Kureyşli Müşrikler bunları da kabul etmediler.Fakat yinede anlaşmayı
bozdukları için içlerini korku bürüdü. Ve tekrar anlaşma yapmaları
için Ebu Süfyan-ı Medineye yolladılar. Ebu Süfyan Peygamberimizden
ve Sahabilerden Eman dilediysede kabul görmedi ve mekkeye eli boş olarak
döndü.Peygamberimiz
büyük bir ordu hazırlayarak gizlice Mekke şehrini kuşattı.
Aniden basılan Mekkeli Müşrikler neye uğradıklarını
şaşırmışlar ve savaş hazırlığını
bile yapamamışlardı. On
ikibin kişilik büyük islam ordusu hiç bir büyük olaya karışmadan
kolayca Mekke şehrini fethetmişlerdir.Hicretin sekizinci yılında
Resulullah (s.a.s.)'e boyun eğen Mekke, bu tarihten sonra yeni bir
dönemi
yaşamaya başladı. Allah Teâlâ'nın mübarek kıldığı,
İslâm dininin merkezi olan bu belde, şirkten, putperestlikten ve bütün
diğer hurafelerden arındırılmış yeni bir hayata
kavuştu.
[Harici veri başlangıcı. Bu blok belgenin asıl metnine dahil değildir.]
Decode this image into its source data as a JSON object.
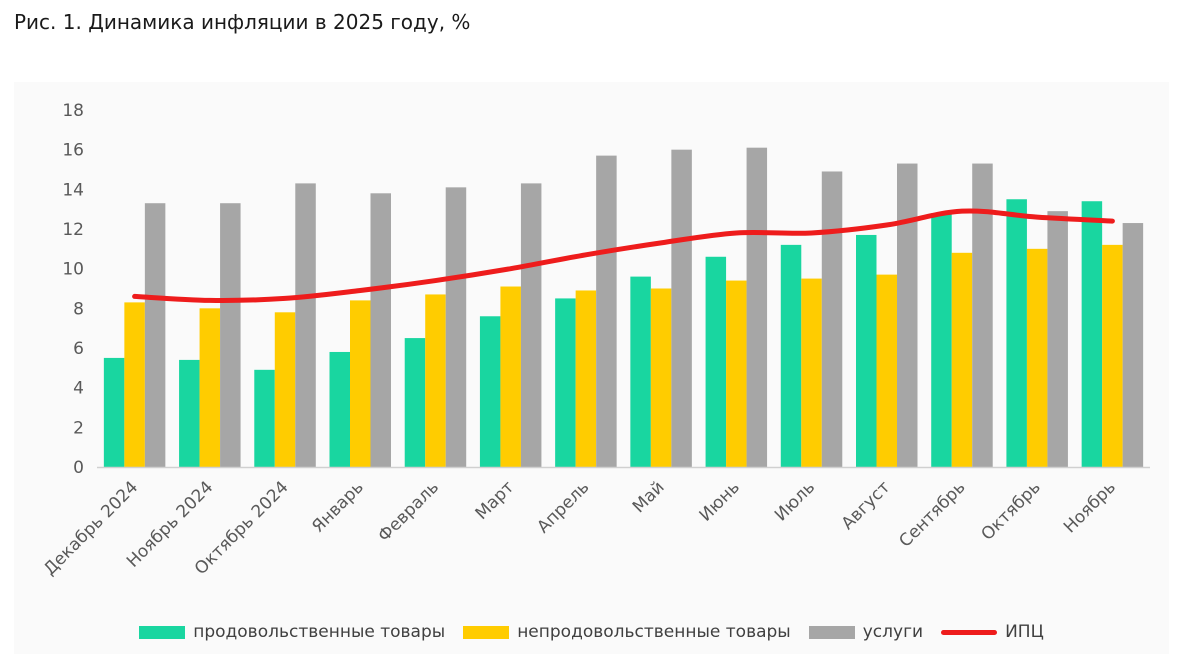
{
  "title": "Рис. 1. Динамика инфляции в 2025 году, %",
  "chart_data": {
    "type": "bar",
    "title": "Рис. 1. Динамика инфляции в 2025 году, %",
    "categories": [
      "Декабрь 2024",
      "Ноябрь 2024",
      "Октябрь 2024",
      "Январь",
      "Февраль",
      "Март",
      "Апрель",
      "Май",
      "Июнь",
      "Июль",
      "Август",
      "Сентябрь",
      "Октябрь",
      "Ноябрь"
    ],
    "ylim": [
      0,
      18
    ],
    "yticks": [
      0,
      2,
      4,
      6,
      8,
      10,
      12,
      14,
      16,
      18
    ],
    "grid": false,
    "legend_position": "bottom",
    "series": [
      {
        "name": "продовольственные товары",
        "kind": "bar",
        "color": "#19d6a0",
        "values": [
          5.5,
          5.4,
          4.9,
          5.8,
          6.5,
          7.6,
          8.5,
          9.6,
          10.6,
          11.2,
          11.7,
          12.8,
          13.5,
          13.4
        ]
      },
      {
        "name": "непродовольственные товары",
        "kind": "bar",
        "color": "#ffcc00",
        "values": [
          8.3,
          8.0,
          7.8,
          8.4,
          8.7,
          9.1,
          8.9,
          9.0,
          9.4,
          9.5,
          9.7,
          10.8,
          11.0,
          11.2
        ]
      },
      {
        "name": "услуги",
        "kind": "bar",
        "color": "#a6a6a6",
        "values": [
          13.3,
          13.3,
          14.3,
          13.8,
          14.1,
          14.3,
          15.7,
          16.0,
          16.1,
          14.9,
          15.3,
          15.3,
          12.9,
          12.3
        ]
      },
      {
        "name": "ИПЦ",
        "kind": "line",
        "color": "#ee1c1c",
        "values": [
          8.6,
          8.4,
          8.5,
          8.9,
          9.4,
          10.0,
          10.7,
          11.3,
          11.8,
          11.8,
          12.2,
          12.9,
          12.6,
          12.4
        ]
      }
    ]
  }
}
Daha önce bağımsız bir şehir devleti olan
Mekke'nin, fetihten sonra ekonomik ve sosyal durumu da değişmişti.
Mekke, ihtiyaçlarını temin
edebilmek için ihtiyaç duyduğu yoğun kervan faaliyetlerine eskisi
gibi bağımlı değildi. Zira, İslâm devleti elde ettiği
gelirleri ihtiyaç olan yerlere adil bir şekilde taksim ettiği için
Mekke'nin ihtiyaç duyduğu her şey İslâm devleti eliyle sağlanıyordu.
Ayrıca eski ticarî faaliyetler, Mekke için artık hayatî olma özelliğini
yitirmişti. Mekke, Hac zamanlarında çok değişik bir manevî
atmosfer altında hareketli ve canlı günler yaşıyordu. Bu
zaman zarfında çok yoğun bir ticarî faaliyeti de sahne oldu. Ayrıca
Mekke, yeryüzündeki bütün müslümanların kalplerinde
yaşattıkları ve oraya ulaşıp, Hac ibadetini yerine
getirmek için büyük fedakârlıkları göze aldıkları bir
manevî şehir olma özelliğini kıyamete kadar sürdürecektir.